Legislators are scheduled to go home on Thursday, but that is looking unlikely as the budget still needs to be approved and sent off to the governor.

Budget conferees return to committee at 4 p.m. today.

Council approves WaterWalk sculpture in 4-3 vote

Here's a rendering of the scupture. What do you think? Hit the comment section below.

Mayor Carl Brewer today said art is in the eye of the beholder. And so was the worthiness of the $350,000 sculpture at WaterWalk the city council approved in a 4-3 vote.

Several members of Wichita’s art community applauded the sculpture — a 38-foot abstract piece made from Cor-Ten steel and bronze that will act as an entrance to the public-private project just north of Kellogg on the Arkansas River. But three council members said the sculpture isn’t the right thing, right now.

Council member Michael O’Donnell opposed the Albert Paley sculpture because he felt the city should send a message to taxpayers that they won’t spend money — even if it can’t be spent elsewhere — at a time when the city is struggle to keep basic services intact. Council member Jeff Longwell opposed the sculpture because he felt the project should involve water — as was originally envisioned when WaterWalk received its initial support years ago. And council member Pete Meitzner said he simply didn’t like how the project surprised him on the agenda late last week, forcing him to make a quick decision on an expensive sculpture that he said he doesn’t know much about.

Council member Janet Miller supported the project. She noted that the sculpture has been discussed publicly at council meetings and committee meetings for months, and she said the city will soon talk about the Waltzing Water fountains and public gathering place next to the river.

“There are lots bigger items in this agenda that we’re voting on today that have not had 18 months of public discussion,” she said.

The sculpture is being paid for with tax increment finance money, which has a wide range of uses but must be used inside the district. The district runs along the river and includes WaterWalk, giving the city a lot of potential options. But more than a year ago the council agreed to spend the money to hire a nationally-acclaimed sculptor to create something at the corner of Waterman and Main. The corner will also have plants and other landscaping.

House budget negotiators increase education offer

By Brad Cooper

House budget negotiators returned this morning with new offers to settle its budget fight with the Senate.

Among other things, it has agreed to reduce the amount it wants to cut education so long as the Senate agrees to pass three other bills that would bring in additional funds.

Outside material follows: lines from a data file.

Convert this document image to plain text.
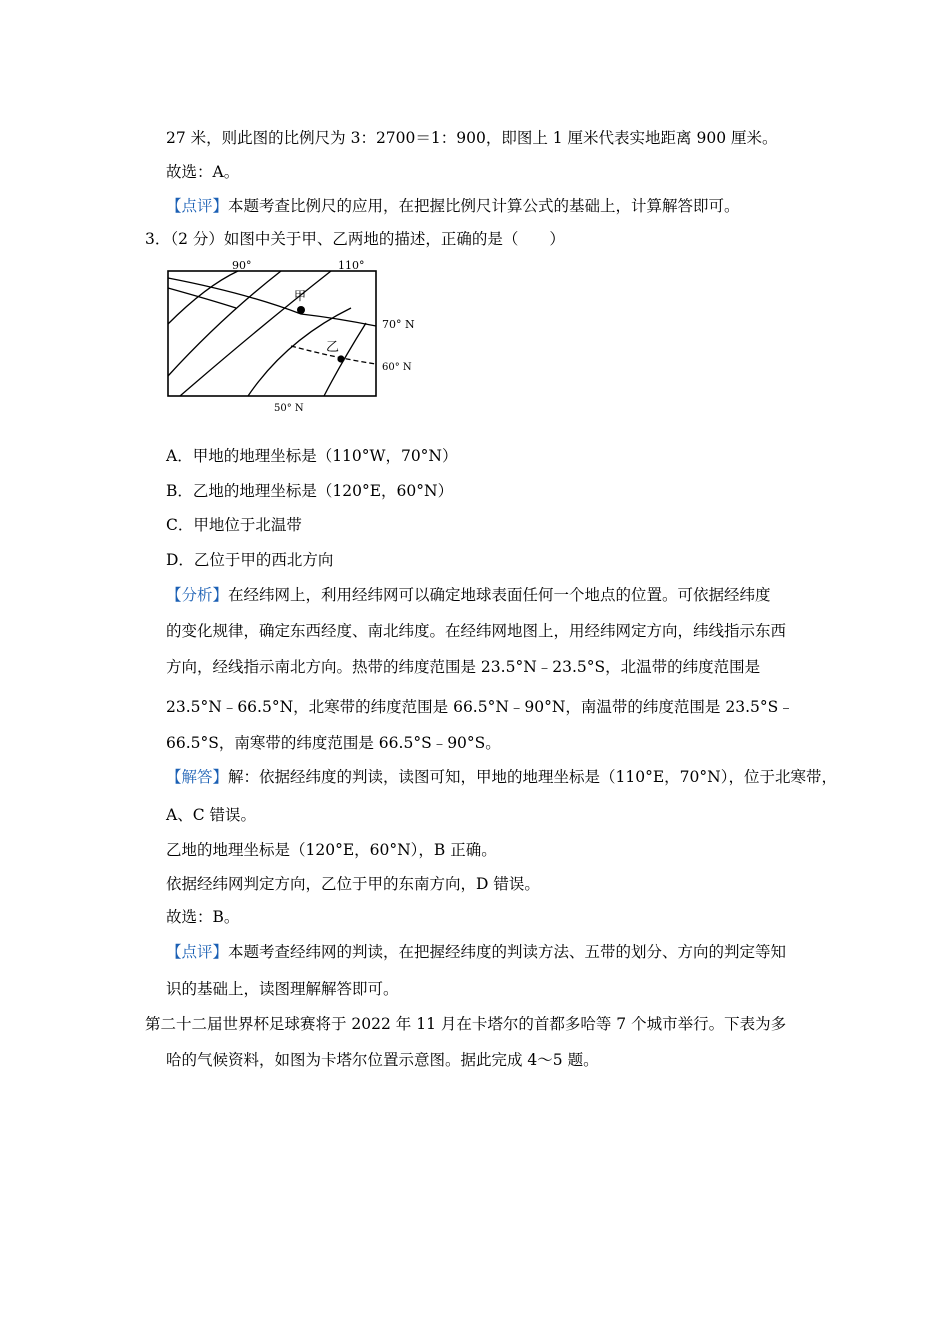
27 米，则此图的比例尺为 3：2700＝1：900，即图上 1 厘米代表实地距离 900 厘米。
故选：A。
【点评】本题考查比例尺的应用，在把握比例尺计算公式的基础上，计算解答即可。
3．（2 分）如图中关于甲、乙两地的描述，正确的是（　　）
90°	110°
70° N
60° N
50° N
甲
乙
A．甲地的地理坐标是（110°W，70°N）
B．乙地的地理坐标是（120°E，60°N）
C．甲地位于北温带
D．乙位于甲的西北方向
【分析】在经纬网上，利用经纬网可以确定地球表面任何一个地点的位置。可依据经纬度
的变化规律，确定东西经度、南北纬度。在经纬网地图上，用经纬网定方向，纬线指示东西
方向，经线指示南北方向。热带的纬度范围是 23.5°N﹣23.5°S，北温带的纬度范围是
23.5°N﹣66.5°N，北寒带的纬度范围是 66.5°N﹣90°N，南温带的纬度范围是 23.5°S﹣
66.5°S，南寒带的纬度范围是 66.5°S﹣90°S。
【解答】解：依据经纬度的判读，读图可知，甲地的地理坐标是（110°E，70°N），位于北寒带，
A、C 错误。
乙地的地理坐标是（120°E，60°N），B 正确。
依据经纬网判定方向，乙位于甲的东南方向，D 错误。
故选：B。
【点评】本题考查经纬网的判读，在把握经纬度的判读方法、五带的划分、方向的判定等知
识的基础上，读图理解解答即可。
第二十二届世界杯足球赛将于 2022 年 11 月在卡塔尔的首都多哈等 7 个城市举行。下表为多
哈的气候资料，如图为卡塔尔位置示意图。据此完成 4～5 题。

The House also wants passage of a bill that would allow schools to access reserve funds to offset cuts in state aid — a bill that Kansas City area schools districts say might not help them a whole lot.

The House now is willing to fund elementary and secondary education at a rate of up to $3,780 per pupil, up from its original position of $3,762.

The governor originally had wanted to fund education at $3,780 per student, down from the $4,012 that schools received at the beginning of the year. The cut was because the governor chose not to replace federal stimulus funds.

The Senate has wanted to fund education at a rate of $3,786 per pupil.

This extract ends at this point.